Tainted water exploded into the American consciousness last year with the ongoing news about lead contamination in Flint, Mich. Nationally, there are millions of lead service lines, many of them laterals on the customer’s side of the property line.
Aside from lead, the other thing coming out of the tap that consumers can worry about is chiefly Legionella bacteria — but the most usual culprit is premise plumbing. “Building facility managers need to recognize that they are responsible for the water quality in their buildings once the water has passed the meter,” says Grace Jang, a research manager at the Water Research Foundation. Traits of premise plumbing systems that make bacteria more likely, Jang says, include high surface to volume ratio, unique pipe materials, low organic carbon levels, water age, and no or low disinfectant residuals.

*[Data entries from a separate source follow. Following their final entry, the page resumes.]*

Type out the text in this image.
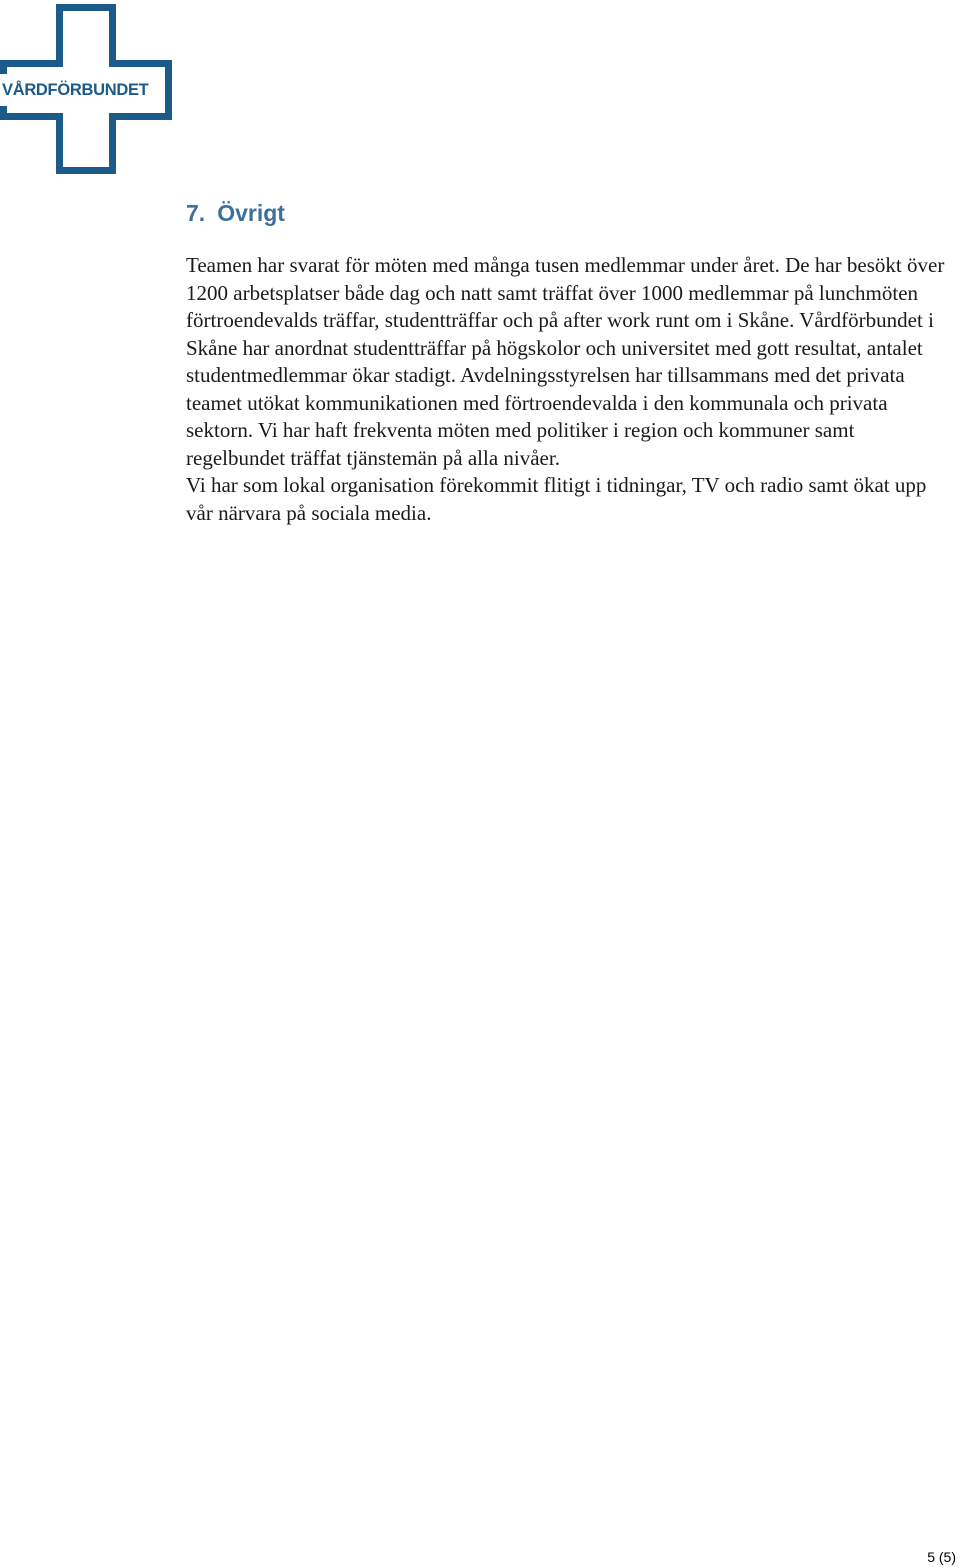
VÅRDFÖRBUNDET
7. Övrigt

Teamen har svarat för möten med många tusen medlemmar under året. De har besökt över 1200 arbetsplatser både dag och natt samt träffat över 1000 medlemmar på lunchmöten förtroendevalds träffar, studentträffar och på after work runt om i Skåne. Vårdförbundet i Skåne har anordnat studentträffar på högskolor och universitet med gott resultat, antalet studentmedlemmar ökar stadigt. Avdelningsstyrelsen har tillsammans med det privata teamet utökat kommunikationen med förtroendevalda i den kommunala och privata sektorn. Vi har haft frekventa möten med politiker i region och kommuner samt regelbundet träffat tjänstemän på alla nivåer.

Vi har som lokal organisation förekommit flitigt i tidningar, TV och radio samt ökat upp vår närvara på sociala media.

5 (5)
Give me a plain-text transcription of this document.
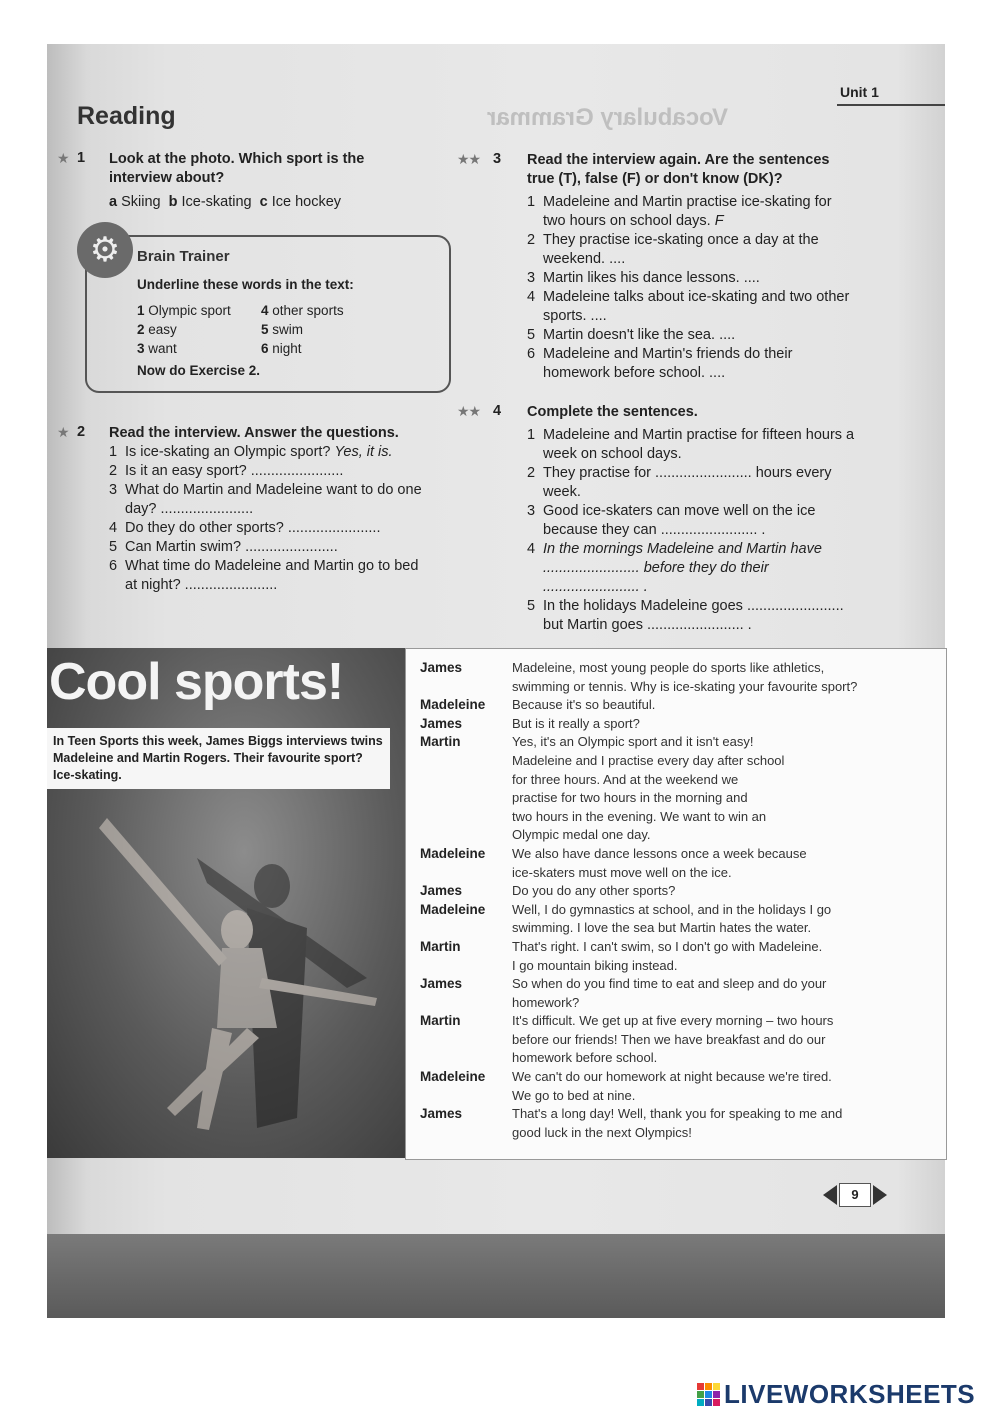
Vocabulary Grammar
Unit 1
Reading
★ 1 Look at the photo. Which sport is the interview about?
a Skiing b Ice-skating c Ice hockey
⚙	Brain Trainer
Underline these words in the text:
1 Olympic sport	4 other sports
2 easy	5 swim
3 want	6 night
Now do Exercise 2.
★ 2 Read the interview. Answer the questions.
1 Is ice-skating an Olympic sport? Yes, it is.
2 Is it an easy sport? .......................
3 What do Martin and Madeleine want to do one day? .......................
4 Do they do other sports? .......................
5 Can Martin swim? .......................
6 What time do Madeleine and Martin go to bed at night? .......................
★★ 3 Read the interview again. Are the sentences true (T), false (F) or don't know (DK)?
1 Madeleine and Martin practise ice-skating for two hours on school days. F
2 They practise ice-skating once a day at the weekend. ....
3 Martin likes his dance lessons. ....
4 Madeleine talks about ice-skating and two other sports. ....
5 Martin doesn't like the sea. ....
6 Madeleine and Martin's friends do their homework before school. ....
★★ 4 Complete the sentences.
1 Madeleine and Martin practise for fifteen hours a week on school days.
2 They practise for ........................ hours every week.
3 Good ice-skaters can move well on the ice because they can ........................ .
4 In the mornings Madeleine and Martin have ........................ before they do their ........................ .
5 In the holidays Madeleine goes ........................ but Martin goes ........................ .
Cool sports!
In Teen Sports this week, James Biggs interviews twins Madeleine and Martin Rogers. Their favourite sport? Ice-skating.
James	Madeleine, most young people do sports like athletics,
swimming or tennis. Why is ice-skating your favourite sport?
Madeleine	Because it's so beautiful.
James	But is it really a sport?
Martin	Yes, it's an Olympic sport and it isn't easy!
Madeleine and I practise every day after school
for three hours. And at the weekend we
practise for two hours in the morning and
two hours in the evening. We want to win an
Olympic medal one day.
Madeleine	We also have dance lessons once a week because
ice-skaters must move well on the ice.
James	Do you do any other sports?
Madeleine	Well, I do gymnastics at school, and in the holidays I go
swimming. I love the sea but Martin hates the water.
Martin	That's right. I can't swim, so I don't go with Madeleine.
I go mountain biking instead.
James	So when do you find time to eat and sleep and do your
homework?
Martin	It's difficult. We get up at five every morning – two hours
before our friends! Then we have breakfast and do our
homework before school.
Madeleine	We can't do our homework at night because we're tired.
We go to bed at nine.
James	That's a long day! Well, thank you for speaking to me and
good luck in the next Olympics!
9
LIVEWORKSHEETS
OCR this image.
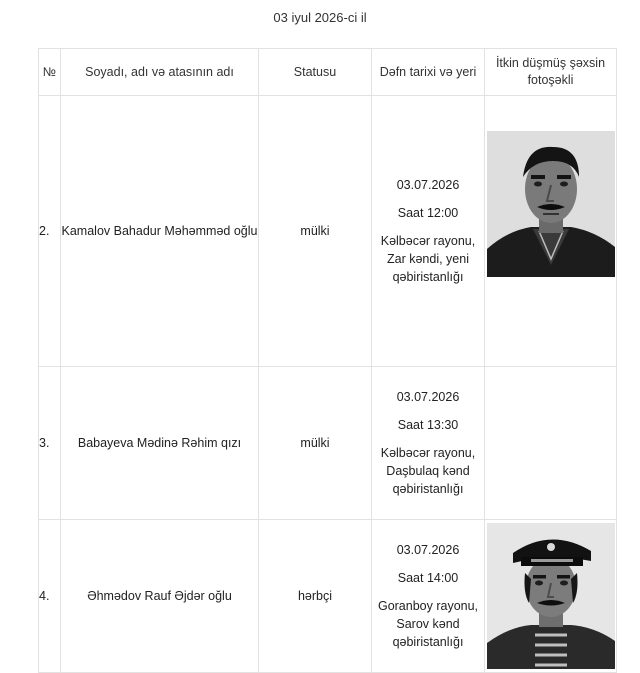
03 iyul 2026-ci il
№	Soyadı, adı və atasının adı	Statusu	Dəfn tarixi və yeri	İtkin düşmüş şəxsin fotoşəkli
2.	Kamalov Bahadur Məhəmməd oğlu	mülki	03.07.2026

Saat 12:00

Kəlbəcər rayonu, Zar kəndi, yeni qəbiristanlığı

3.	Babayeva Mədinə Rəhim qızı	mülki	03.07.2026

Saat 13:30

Kəlbəcər rayonu, Daşbulaq kənd qəbiristanlığı	

4.	Əhmədov Rauf Əjdər oğlu	hərbçi	03.07.2026

Saat 14:00

Goranboy rayonu, Sarov kənd qəbiristanlığı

Neil Grigg, a professor of civil and environmental engineering at Colorado State University, suggests that facility managers have their water independently tested and “raise a lot of noise with the utility” if lead results come back elevated.
And even if lead is not a concern, “it still makes sense to have those conversations,” says Matt Howard, vice president of the Alliance for Water Stewardship. “Just pick up the phone and call the account representative. ‘When were these pipes laid? What’s their useful life? Are there any right-of-way issues? What do I need to know?’ Don’t wait until there are bulldozers out front digging up the pipe.”